Litigation Signals the Stakes With AI

The evolving regulatory environment is matched by a growing litigation docket. Mobley v. Workday, Inc., filed in the U.S. District Court for the Northern District of California, is the first major judicial test of whether an AI vendor and not just an employer can be held directly liable for algorithmic hiring bias under federal anti-discrimination statutes. In that case, the class alleges that Workday’s AI-powered applicant screening tools systematically discriminated against the class plaintiff and others based on age, race, sex, and disability.

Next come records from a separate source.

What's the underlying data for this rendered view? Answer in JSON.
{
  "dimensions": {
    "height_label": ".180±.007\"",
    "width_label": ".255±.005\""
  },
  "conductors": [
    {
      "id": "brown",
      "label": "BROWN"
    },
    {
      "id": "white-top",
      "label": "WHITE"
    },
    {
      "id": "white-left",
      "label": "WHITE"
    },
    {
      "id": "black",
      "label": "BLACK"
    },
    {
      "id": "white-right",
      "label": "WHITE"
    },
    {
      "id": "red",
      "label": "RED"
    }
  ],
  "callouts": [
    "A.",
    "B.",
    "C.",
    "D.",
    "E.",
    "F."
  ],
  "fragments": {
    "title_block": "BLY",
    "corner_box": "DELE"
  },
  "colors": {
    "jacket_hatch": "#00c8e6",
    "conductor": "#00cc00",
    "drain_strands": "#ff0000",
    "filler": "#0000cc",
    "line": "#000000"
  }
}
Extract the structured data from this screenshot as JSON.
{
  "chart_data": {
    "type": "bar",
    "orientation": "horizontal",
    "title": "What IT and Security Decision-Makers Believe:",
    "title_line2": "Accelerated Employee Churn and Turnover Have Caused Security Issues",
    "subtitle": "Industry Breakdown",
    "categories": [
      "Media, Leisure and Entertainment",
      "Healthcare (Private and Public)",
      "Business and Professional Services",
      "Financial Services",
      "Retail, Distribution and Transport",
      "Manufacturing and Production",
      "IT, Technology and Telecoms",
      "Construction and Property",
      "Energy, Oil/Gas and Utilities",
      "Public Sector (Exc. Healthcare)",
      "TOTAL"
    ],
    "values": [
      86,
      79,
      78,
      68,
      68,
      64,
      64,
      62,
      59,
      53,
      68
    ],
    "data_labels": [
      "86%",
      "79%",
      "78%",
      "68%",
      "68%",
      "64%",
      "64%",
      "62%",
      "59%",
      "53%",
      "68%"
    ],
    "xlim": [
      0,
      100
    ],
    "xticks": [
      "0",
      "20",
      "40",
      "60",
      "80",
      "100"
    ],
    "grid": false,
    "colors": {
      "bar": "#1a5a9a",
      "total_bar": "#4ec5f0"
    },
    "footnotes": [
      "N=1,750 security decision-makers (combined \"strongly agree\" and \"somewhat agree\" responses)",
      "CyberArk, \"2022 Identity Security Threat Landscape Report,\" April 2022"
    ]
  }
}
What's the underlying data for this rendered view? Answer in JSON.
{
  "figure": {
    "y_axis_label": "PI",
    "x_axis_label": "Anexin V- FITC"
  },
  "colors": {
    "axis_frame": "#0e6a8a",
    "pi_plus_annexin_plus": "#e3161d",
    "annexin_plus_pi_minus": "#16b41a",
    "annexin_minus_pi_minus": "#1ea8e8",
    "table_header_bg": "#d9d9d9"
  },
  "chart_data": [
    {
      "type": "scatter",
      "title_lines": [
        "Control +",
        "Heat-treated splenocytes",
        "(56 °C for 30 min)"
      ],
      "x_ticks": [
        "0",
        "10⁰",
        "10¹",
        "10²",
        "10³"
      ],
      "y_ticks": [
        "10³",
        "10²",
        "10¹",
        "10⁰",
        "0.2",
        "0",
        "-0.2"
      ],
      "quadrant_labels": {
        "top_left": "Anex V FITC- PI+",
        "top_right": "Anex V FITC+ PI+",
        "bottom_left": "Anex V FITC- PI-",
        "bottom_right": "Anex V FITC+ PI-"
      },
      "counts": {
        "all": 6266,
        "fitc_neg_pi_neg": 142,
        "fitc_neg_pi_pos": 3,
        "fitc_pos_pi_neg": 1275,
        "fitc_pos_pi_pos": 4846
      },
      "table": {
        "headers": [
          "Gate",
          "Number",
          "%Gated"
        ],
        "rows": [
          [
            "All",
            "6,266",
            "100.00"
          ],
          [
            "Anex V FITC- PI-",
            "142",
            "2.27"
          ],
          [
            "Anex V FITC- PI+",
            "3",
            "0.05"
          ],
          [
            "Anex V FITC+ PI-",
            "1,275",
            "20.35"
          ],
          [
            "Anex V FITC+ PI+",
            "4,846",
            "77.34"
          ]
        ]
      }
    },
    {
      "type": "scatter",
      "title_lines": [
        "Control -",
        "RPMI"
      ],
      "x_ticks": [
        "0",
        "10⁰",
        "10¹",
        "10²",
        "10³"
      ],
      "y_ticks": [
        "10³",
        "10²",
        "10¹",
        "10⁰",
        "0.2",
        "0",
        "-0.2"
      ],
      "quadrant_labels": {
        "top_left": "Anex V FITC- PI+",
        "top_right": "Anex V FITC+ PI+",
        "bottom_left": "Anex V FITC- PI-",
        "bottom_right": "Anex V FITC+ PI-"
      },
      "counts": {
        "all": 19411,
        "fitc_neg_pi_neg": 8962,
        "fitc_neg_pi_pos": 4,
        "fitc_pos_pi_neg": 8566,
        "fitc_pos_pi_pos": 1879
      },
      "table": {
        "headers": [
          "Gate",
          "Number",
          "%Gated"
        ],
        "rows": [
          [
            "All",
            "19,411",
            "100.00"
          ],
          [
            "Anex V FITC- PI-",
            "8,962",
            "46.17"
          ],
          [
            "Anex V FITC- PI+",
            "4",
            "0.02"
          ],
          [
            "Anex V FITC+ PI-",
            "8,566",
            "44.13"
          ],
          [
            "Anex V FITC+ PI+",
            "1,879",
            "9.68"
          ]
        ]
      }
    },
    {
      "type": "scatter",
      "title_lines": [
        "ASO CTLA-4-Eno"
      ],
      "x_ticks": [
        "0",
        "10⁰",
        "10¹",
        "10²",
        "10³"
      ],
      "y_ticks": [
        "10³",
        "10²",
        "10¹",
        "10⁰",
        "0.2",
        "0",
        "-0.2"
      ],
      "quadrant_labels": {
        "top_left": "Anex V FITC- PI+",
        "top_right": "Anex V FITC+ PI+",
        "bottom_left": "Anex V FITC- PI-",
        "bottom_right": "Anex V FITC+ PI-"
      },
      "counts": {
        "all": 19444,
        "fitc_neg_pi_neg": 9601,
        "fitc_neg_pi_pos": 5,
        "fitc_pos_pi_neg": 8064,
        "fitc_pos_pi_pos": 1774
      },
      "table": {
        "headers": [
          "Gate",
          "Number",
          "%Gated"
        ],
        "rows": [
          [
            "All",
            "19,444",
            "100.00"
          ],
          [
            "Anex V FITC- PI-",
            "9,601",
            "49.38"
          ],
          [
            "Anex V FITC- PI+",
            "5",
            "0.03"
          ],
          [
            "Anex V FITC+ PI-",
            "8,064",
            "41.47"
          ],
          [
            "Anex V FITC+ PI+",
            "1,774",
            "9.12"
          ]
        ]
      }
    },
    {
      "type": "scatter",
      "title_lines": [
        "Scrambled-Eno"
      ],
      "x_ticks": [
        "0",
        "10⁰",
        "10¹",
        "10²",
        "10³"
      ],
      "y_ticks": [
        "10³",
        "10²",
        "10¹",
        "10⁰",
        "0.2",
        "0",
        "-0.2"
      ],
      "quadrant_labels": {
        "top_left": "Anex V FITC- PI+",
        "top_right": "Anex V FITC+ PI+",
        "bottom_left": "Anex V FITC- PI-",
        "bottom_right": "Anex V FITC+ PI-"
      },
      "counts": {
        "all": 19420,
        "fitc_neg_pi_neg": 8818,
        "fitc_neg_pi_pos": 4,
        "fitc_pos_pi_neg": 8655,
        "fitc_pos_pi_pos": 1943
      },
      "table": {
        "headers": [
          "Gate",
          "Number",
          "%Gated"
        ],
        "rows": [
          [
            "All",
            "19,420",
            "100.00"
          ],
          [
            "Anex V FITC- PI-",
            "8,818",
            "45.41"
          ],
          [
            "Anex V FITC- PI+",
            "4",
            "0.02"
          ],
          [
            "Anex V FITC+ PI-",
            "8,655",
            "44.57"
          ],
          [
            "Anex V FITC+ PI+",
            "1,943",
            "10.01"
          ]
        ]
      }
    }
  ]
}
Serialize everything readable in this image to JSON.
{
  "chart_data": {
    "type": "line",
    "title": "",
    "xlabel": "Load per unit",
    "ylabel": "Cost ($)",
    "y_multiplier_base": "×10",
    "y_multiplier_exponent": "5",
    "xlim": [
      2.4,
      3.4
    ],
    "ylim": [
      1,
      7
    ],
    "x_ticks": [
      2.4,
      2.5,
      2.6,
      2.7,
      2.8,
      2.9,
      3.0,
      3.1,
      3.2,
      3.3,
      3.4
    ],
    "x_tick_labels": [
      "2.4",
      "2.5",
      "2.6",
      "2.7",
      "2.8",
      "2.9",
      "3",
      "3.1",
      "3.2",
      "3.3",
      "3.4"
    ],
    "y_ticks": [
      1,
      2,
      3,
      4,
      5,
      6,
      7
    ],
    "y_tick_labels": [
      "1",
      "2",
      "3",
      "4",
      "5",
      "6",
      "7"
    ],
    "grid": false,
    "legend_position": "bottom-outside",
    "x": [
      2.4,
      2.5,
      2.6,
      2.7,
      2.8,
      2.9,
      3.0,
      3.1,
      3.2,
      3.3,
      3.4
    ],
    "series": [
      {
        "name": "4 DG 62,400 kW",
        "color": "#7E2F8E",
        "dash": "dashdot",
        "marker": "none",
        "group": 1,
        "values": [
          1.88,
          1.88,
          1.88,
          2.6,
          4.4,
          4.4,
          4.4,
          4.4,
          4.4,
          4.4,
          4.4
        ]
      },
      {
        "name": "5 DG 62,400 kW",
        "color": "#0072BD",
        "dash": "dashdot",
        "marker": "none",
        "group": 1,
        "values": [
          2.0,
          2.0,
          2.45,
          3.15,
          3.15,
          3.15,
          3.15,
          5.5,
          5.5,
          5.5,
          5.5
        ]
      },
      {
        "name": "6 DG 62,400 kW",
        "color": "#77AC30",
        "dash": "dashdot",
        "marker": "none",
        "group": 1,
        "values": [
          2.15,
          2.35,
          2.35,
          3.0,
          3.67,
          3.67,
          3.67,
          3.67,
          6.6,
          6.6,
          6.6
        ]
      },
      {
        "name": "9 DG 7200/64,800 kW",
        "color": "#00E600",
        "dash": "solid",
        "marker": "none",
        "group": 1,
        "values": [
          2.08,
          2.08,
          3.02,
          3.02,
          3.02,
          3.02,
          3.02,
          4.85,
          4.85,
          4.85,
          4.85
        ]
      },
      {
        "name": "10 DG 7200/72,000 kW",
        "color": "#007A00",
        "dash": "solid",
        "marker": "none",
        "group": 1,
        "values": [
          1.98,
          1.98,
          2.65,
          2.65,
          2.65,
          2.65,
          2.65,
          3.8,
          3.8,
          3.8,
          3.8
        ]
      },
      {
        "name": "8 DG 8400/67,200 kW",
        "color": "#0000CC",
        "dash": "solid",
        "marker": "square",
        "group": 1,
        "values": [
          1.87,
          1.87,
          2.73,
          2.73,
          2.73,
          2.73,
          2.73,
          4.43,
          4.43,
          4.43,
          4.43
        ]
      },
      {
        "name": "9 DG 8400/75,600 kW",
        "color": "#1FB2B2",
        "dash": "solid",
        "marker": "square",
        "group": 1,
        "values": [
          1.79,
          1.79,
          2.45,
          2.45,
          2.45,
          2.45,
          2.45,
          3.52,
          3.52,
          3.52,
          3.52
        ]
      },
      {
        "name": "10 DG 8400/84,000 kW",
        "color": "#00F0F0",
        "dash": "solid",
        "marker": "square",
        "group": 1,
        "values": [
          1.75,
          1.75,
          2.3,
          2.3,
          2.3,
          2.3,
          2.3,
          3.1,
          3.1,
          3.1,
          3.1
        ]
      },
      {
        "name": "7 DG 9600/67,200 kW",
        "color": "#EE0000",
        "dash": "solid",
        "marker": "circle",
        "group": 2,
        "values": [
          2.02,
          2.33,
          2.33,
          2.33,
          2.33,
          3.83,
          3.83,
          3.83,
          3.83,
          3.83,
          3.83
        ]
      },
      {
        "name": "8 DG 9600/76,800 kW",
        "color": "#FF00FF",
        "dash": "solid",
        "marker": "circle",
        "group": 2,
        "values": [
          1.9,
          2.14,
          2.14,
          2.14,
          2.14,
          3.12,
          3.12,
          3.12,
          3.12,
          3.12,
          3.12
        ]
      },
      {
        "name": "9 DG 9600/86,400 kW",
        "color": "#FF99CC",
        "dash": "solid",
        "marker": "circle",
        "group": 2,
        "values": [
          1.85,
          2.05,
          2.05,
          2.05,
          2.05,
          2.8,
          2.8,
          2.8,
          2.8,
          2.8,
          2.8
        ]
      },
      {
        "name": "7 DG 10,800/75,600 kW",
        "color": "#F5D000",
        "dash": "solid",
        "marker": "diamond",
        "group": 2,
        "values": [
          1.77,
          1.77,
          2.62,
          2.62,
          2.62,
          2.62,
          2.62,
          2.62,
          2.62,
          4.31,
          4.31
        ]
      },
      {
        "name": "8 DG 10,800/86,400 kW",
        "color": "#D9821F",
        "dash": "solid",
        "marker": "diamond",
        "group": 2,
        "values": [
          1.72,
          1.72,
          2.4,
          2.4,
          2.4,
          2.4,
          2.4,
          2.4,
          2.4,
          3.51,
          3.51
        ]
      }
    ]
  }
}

A separate suit against AI hiring vendor Eightfold AI raises the novel theory that AI employment tools should be subject to the Fair Credit Reporting Act (FCRA). The aspect of joint and several liability between employers and their AI vendors will likely be an ongoing issue for litigation, making it critical for all parties to document the measures taken to protect against bias.

Navigating this patchwork demands a proactive, well-documented compliance strategy. The regulatory trajectory is unmistakable, state and local oversight of AI in employment decisions is expanding rapidly, enforcement is intensifying, and the compliance window is closing. Employers should act now to: (i) inventory all AI and algorithmic tools used across the employment lifecycle, from sourcing through performance management; (ii) conduct and retain bias audits and impact assessments that satisfy the most stringent applicable standard; (iii) implement candidate and employee notice, consent, and accommodation protocols that meet emerging state requirements; (iv) negotiate vendor contracts that allocate risk through robust representations, audit rights, indemnification, and cooperation obligations; and (v) establish cross-functional governance spanning HR, legal, and IT with ongoing monitoring, documentation, and oversight.